Sevgili Yakup Köse, Silivri Cezaevi’nden tahliye edilirken Erem Şentürk oradaydı. O anlattı: “Bir zât-ı muhterem yanıma gelip ‘Diriliş Postası mı?’ diye sordu. Ben evet deyince de ‘Siz Ümmet-i Muhammed’in hafızasının hamallığını yapıyorsunuz, aşk olsun’ dedi.”
Ne güzel bir iltifat. Bu iltifata layık olabilsek daha ne isteriz?
Geçenlerde bir kardeşimiz “Sizin diğer yandaş gazetelerden farkınız ne?” diye sordu. Birçok farkımız var. Suriye Devrimi’ni çok ciddiye almak ve mümkün olduğu kadar yakından takip etmek gibi. İktidar yandaşlığımızın bizi iktidarı eleştirmekten alıkoymaması gibi. Ama en önemli farkımız belki de o muhterem zâtın işaret ettiği gibi Ümmet-i Muhammed’in hafızasının hamallığını karınca kararınca da olsa yapma gayretimizdir.

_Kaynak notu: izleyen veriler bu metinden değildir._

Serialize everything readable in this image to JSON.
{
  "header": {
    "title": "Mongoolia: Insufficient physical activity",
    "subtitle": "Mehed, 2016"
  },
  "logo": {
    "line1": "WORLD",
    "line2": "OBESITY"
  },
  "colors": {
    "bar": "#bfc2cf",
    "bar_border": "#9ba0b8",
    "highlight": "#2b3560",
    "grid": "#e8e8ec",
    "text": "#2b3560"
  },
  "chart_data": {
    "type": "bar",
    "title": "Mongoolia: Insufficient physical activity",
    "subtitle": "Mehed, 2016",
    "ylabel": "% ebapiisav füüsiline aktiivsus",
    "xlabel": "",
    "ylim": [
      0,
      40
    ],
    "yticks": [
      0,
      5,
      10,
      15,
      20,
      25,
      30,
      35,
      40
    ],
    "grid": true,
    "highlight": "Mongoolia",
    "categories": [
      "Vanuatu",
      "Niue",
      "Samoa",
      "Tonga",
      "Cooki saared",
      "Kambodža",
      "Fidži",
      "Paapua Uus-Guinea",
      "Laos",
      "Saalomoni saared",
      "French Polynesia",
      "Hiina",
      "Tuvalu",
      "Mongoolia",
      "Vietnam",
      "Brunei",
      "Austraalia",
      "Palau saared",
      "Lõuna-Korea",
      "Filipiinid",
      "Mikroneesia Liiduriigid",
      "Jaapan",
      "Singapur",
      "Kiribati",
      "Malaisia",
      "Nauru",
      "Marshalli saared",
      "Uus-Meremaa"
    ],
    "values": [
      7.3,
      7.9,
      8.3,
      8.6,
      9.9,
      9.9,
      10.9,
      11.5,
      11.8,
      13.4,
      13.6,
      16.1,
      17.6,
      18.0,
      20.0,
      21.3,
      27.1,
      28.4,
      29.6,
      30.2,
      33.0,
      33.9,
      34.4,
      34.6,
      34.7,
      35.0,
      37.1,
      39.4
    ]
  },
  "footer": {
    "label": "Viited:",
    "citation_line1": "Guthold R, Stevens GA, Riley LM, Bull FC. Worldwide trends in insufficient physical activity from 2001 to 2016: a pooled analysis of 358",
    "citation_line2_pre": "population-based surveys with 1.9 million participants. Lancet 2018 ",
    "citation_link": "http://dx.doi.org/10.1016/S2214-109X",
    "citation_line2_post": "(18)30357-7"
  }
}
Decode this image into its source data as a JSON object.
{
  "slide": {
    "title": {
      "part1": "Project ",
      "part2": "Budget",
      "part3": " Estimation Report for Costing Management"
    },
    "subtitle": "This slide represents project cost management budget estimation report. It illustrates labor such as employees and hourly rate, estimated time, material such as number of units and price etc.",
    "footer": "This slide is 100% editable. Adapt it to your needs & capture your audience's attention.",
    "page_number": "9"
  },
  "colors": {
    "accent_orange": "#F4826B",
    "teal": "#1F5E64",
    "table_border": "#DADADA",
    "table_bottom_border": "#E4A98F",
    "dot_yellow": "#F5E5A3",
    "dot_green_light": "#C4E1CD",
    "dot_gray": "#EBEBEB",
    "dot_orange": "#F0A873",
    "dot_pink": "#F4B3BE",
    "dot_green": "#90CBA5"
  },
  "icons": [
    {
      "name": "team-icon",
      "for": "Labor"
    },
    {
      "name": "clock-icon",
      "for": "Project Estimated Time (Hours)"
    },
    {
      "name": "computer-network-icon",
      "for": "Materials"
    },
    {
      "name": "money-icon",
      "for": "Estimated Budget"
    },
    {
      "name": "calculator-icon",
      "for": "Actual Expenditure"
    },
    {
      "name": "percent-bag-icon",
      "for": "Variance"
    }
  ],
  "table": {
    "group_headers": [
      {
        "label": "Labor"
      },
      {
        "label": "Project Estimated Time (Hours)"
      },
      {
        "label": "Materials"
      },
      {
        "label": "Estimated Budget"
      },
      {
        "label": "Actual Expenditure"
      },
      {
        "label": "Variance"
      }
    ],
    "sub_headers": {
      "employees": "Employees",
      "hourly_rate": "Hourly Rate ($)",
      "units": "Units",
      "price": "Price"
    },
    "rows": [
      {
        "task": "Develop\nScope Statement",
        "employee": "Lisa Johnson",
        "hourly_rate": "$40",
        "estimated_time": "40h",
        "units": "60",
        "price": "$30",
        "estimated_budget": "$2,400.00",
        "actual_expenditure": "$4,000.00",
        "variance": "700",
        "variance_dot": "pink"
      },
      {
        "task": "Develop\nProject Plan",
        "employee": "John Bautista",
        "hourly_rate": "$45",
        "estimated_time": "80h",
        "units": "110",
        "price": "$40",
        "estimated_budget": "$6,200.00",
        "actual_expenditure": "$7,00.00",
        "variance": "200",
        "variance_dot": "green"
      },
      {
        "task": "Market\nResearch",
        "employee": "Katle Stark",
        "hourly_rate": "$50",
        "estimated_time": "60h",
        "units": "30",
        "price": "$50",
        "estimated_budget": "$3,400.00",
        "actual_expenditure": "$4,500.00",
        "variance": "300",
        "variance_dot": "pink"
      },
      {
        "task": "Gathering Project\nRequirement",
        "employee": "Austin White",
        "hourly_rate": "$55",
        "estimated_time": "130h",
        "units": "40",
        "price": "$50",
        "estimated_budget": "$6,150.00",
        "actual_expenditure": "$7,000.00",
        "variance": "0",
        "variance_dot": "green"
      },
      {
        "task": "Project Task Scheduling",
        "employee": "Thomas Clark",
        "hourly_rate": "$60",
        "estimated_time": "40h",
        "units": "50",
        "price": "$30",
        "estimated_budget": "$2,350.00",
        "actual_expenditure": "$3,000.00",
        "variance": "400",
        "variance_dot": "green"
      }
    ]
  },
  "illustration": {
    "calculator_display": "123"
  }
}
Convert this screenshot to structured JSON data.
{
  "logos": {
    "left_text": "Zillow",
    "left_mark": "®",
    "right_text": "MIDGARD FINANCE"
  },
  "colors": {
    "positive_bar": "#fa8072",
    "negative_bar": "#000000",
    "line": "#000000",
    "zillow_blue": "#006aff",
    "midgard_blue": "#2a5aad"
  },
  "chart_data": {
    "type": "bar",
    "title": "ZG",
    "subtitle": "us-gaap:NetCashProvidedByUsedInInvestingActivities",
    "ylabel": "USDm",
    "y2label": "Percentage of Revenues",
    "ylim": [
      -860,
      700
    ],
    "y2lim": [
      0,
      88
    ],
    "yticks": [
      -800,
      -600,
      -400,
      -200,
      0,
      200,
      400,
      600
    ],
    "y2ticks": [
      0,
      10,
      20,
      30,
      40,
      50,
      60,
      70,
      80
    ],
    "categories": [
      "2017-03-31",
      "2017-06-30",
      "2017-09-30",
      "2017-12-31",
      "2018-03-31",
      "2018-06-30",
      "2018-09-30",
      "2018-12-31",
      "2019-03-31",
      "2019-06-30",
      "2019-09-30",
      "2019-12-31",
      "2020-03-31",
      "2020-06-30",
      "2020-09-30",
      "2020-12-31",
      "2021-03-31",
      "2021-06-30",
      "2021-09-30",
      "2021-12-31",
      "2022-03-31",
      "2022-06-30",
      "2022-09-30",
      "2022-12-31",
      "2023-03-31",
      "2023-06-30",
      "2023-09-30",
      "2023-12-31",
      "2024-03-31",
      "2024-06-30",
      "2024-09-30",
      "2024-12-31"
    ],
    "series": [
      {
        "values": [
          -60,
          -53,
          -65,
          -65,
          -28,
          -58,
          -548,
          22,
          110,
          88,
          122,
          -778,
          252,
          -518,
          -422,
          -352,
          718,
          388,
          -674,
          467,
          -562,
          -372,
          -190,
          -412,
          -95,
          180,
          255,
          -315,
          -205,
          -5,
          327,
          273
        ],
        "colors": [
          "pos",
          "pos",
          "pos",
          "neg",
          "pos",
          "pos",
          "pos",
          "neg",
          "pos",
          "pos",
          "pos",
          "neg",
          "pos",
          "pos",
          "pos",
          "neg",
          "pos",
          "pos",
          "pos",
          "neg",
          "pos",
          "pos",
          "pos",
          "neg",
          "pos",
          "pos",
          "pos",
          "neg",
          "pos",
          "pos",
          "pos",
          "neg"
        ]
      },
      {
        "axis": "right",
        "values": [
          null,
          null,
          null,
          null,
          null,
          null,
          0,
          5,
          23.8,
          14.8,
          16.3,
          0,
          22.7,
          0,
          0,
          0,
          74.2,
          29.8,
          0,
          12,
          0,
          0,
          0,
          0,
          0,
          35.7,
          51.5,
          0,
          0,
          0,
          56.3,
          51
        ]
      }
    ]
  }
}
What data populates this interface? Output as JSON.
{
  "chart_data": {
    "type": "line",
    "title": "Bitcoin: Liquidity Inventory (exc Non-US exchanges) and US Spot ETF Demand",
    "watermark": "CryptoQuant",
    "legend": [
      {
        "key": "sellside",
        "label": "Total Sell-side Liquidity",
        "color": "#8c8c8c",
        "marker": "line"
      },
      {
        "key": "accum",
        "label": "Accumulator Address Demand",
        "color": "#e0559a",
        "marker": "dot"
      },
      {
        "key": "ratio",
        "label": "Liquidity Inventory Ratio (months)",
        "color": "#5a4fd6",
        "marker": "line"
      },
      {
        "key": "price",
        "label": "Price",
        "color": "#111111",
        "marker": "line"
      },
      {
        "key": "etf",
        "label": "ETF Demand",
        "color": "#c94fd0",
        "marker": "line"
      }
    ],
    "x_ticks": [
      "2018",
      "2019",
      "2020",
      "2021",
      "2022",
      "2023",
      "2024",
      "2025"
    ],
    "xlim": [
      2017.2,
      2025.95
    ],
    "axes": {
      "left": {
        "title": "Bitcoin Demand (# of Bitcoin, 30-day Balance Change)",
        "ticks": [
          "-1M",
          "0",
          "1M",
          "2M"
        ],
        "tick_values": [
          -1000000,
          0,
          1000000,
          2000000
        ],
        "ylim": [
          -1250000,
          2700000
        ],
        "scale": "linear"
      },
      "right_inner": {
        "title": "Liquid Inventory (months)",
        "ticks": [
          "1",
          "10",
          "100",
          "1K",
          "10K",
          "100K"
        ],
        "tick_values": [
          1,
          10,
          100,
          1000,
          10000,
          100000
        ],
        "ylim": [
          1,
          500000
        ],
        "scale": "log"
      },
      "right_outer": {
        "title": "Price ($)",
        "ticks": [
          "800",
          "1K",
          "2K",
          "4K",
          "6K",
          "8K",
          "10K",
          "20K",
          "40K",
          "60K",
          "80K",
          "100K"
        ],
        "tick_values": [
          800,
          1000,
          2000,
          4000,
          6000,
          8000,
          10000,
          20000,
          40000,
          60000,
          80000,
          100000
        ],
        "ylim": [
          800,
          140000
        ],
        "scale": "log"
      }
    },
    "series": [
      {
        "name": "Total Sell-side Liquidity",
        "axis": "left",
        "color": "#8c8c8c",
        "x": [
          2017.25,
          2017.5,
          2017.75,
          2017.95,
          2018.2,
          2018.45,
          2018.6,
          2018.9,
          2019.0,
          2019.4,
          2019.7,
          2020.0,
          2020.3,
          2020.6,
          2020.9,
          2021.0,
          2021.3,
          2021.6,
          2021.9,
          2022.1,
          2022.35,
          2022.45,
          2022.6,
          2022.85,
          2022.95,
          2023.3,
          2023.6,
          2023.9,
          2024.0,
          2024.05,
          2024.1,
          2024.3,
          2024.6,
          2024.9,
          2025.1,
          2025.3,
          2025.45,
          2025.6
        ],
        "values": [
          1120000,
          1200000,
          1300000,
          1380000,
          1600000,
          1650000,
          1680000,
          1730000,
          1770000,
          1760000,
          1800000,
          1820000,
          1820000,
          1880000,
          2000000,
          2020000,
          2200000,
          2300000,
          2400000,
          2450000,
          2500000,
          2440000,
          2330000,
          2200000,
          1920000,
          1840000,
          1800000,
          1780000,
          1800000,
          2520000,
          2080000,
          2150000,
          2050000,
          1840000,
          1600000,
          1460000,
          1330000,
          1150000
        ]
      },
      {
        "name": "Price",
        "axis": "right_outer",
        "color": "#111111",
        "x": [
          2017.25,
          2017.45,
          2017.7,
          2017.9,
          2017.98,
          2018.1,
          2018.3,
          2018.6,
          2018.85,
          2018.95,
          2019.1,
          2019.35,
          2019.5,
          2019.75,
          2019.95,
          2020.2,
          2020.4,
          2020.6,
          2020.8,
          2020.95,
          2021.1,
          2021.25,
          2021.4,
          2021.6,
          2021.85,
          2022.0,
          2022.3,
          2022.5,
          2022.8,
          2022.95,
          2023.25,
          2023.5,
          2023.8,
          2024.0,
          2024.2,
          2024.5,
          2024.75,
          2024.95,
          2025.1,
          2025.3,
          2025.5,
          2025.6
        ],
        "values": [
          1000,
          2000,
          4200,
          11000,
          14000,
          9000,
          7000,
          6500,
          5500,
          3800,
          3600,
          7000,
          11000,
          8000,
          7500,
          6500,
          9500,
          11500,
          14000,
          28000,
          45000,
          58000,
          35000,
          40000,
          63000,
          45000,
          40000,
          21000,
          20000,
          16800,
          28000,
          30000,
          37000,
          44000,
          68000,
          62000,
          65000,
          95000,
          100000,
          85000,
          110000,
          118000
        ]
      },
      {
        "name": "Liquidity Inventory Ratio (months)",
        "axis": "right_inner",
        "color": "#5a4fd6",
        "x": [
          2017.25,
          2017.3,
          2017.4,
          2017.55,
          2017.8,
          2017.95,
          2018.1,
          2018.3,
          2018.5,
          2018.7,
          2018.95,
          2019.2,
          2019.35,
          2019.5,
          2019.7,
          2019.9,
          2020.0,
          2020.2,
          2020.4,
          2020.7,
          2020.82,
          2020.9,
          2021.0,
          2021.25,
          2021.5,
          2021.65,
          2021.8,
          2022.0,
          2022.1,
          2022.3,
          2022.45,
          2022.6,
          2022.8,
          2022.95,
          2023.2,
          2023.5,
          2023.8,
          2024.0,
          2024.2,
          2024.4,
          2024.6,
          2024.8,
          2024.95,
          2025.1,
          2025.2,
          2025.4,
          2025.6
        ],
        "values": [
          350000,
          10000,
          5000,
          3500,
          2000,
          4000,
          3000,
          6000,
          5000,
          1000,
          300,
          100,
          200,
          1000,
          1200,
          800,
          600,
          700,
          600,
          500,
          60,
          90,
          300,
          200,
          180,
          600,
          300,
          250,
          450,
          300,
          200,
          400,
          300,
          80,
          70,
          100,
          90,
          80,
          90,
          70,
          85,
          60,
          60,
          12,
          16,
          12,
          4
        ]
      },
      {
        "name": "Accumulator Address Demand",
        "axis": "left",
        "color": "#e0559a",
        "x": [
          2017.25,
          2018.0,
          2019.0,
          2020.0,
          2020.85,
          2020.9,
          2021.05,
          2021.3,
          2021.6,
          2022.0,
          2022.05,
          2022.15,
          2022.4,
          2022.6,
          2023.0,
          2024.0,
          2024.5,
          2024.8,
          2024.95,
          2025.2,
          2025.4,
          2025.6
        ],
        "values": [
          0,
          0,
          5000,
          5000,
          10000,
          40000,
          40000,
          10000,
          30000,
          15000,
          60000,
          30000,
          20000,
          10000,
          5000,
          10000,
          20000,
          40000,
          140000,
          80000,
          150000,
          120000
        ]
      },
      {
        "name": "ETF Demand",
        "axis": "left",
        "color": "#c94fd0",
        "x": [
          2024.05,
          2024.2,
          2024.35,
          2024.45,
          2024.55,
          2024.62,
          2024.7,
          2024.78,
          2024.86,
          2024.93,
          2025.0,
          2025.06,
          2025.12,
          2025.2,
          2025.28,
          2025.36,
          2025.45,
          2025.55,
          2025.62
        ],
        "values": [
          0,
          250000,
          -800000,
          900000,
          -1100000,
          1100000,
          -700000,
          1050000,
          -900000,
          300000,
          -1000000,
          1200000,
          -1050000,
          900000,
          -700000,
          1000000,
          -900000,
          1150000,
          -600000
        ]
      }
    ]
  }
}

Meselâ, “Devrimciler Busra’yı aldı” deyip geçmeyiz biz. Efendimizin (sallallahu aleyhi vesellem) Busra’daki hatırasını da hatırlatır, Rahip Bahira’yı da anarız. İdlib’in fethini, İdlib yakınlarındaki Maarra’nın 1. Haçlı Seferi’nde maruz kaldığı büyük kıyımı hatırlatmaya ve Maarra’da medfun olan “Beşinci Raşid Halife” Ömer İbn Abdülaziz’i anmaya vesile ederiz. Yerli otomobili “THY’nin Bamako seferleri başladı” demekle yetinmeyip, bin sene evvel kurulan Mali İmparatorluğu’nun en parlak hükümdarı Kankan Musa’ya ve Timbuktu’nun mazide yaydığı ilim-irfan ışığına da değiniriz. Yerli otomobil, yerli uçak yahut yerli savunma sanayii mevzubahis olduğunda merhum Erbakan Hocamızı yâd ederiz.
Eksiğimiz gediğimiz çok, ama istikamet üzre olduğumuzu umuyoruz.
Gayret bizden, tevfik Allah Teala’dan.